En 1995, Valletti se passionne pour Ploutos, l’histoire de minables qui recueillent un personnage abîmé mais dont il y a beaucoup à tirer : l’argent, l’incarnation de toutes les richesses, notre bonheur avant d’être notre malheur total. Aristophane avait tout compris du système économique dont nous ne sommes toujours pas dépêtrés. Valletti adapte le texte librement. Sa version, l’Argent, est créée sur France Culture, puis au théâtre. Valletti en reste là puis, il y a cinq ans, décide de revenir aux textes de l’auteur des Oiseaux : il traduira tout Aristophane, du moins les onze pièces qui nous sont parvenues. D’ailleurs, l’ensemble s’appellera Toutaristophane. Valletti se met au travail en sachant que la tâche est colossale. Mais, développant sa forte fraternité de marcheur du Vieux-Port avec l’ancêtre du Pirée, il avance peu à peu. Aujourd’hui, il peut éditer deux volumes comportant au total quatre pièces et espérer arriver au terme du projet dans quelques années.
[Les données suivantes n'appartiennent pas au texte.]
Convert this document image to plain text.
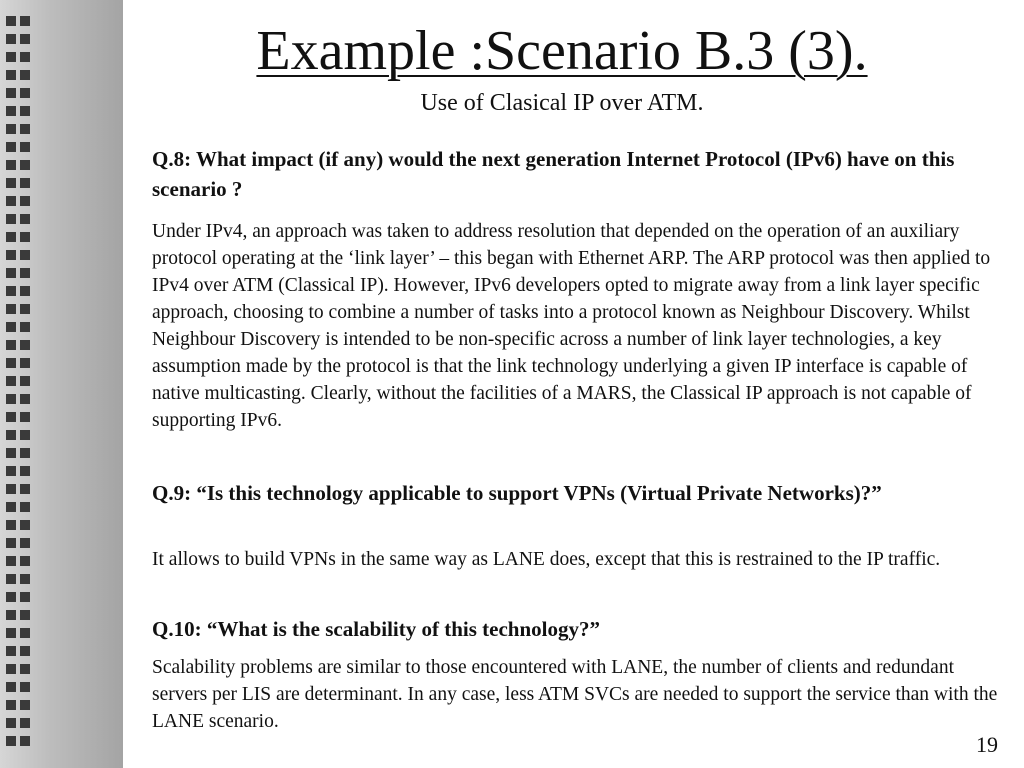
Example :Scenario B.3 (3).
Use of Clasical IP over ATM.
Q.8: What impact (if any) would the next generation Internet Protocol (IPv6) have on this scenario ?
Under IPv4, an approach was taken to address resolution that depended on the operation of an auxiliary protocol operating at the ‘link layer’ – this began with Ethernet ARP. The ARP protocol was then applied to IPv4 over ATM (Classical IP). However, IPv6 developers opted to migrate away from a link layer specific approach, choosing to combine a number of tasks into a protocol known as Neighbour Discovery. Whilst Neighbour Discovery is intended to be non-specific across a number of link layer technologies, a key assumption made by the protocol is that the link technology underlying a given IP interface is capable of native multicasting. Clearly, without the facilities of a MARS, the Classical IP approach is not capable of supporting IPv6.
Q.9: “Is this technology applicable to support VPNs (Virtual Private Networks)?”
It allows to build VPNs in the same way as LANE does, except that this is restrained to the IP traffic.
Q.10: “What is the scalability of this technology?”
Scalability problems are similar to those encountered with LANE, the number of clients and redundant servers per LIS are determinant. In any case, less ATM SVCs are needed to support the service than with the LANE scenario.
19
Valletti connaissait mal le grec ancien, mais l’a apprivoisé. Il s’est attribué une totale liberté d’auteur, mais il n’a pas évacué l’histoire, ni le contact avec les savants et les chercheurs. Il rappelle volontiers des éléments oubliés, parfois troublants, notamment que tous les textes d’Aristophane nous sont parvenus grâce aux copies du Moyen Âge établies par des moines lettrés à partir de papyrus où, selon la graphie des anciens, les mots sont accolés, sans espaces, et sans l’attribution des répliques aux différents personnages. Valletti a multiplié les rencontres avec des spécialistes, notamment aux Nuits de Fourvière, à Lyon, où, cette année encore, il devrait dialoguer dans le ton sérieux et bouffon qui le caractérise. Pour définir son travail de poète brassant une œuvre vivante et morte, il s’explique ainsi : « Traduction, translation, actualisation, imitation, contamination, réécriture, re-visitation, réinvention ou bien même trahison ! Au lecteur de juger ! » Ces versions sont des bonheurs de verdeur et d’insolence réinventées. Mais qui les montera ? Le grand barnum de Marseille Provence 2013 s’est défilé. La ville de Marseille, attentive, hésite. Depuis Aristophane, rien n’a changé chez les édiles.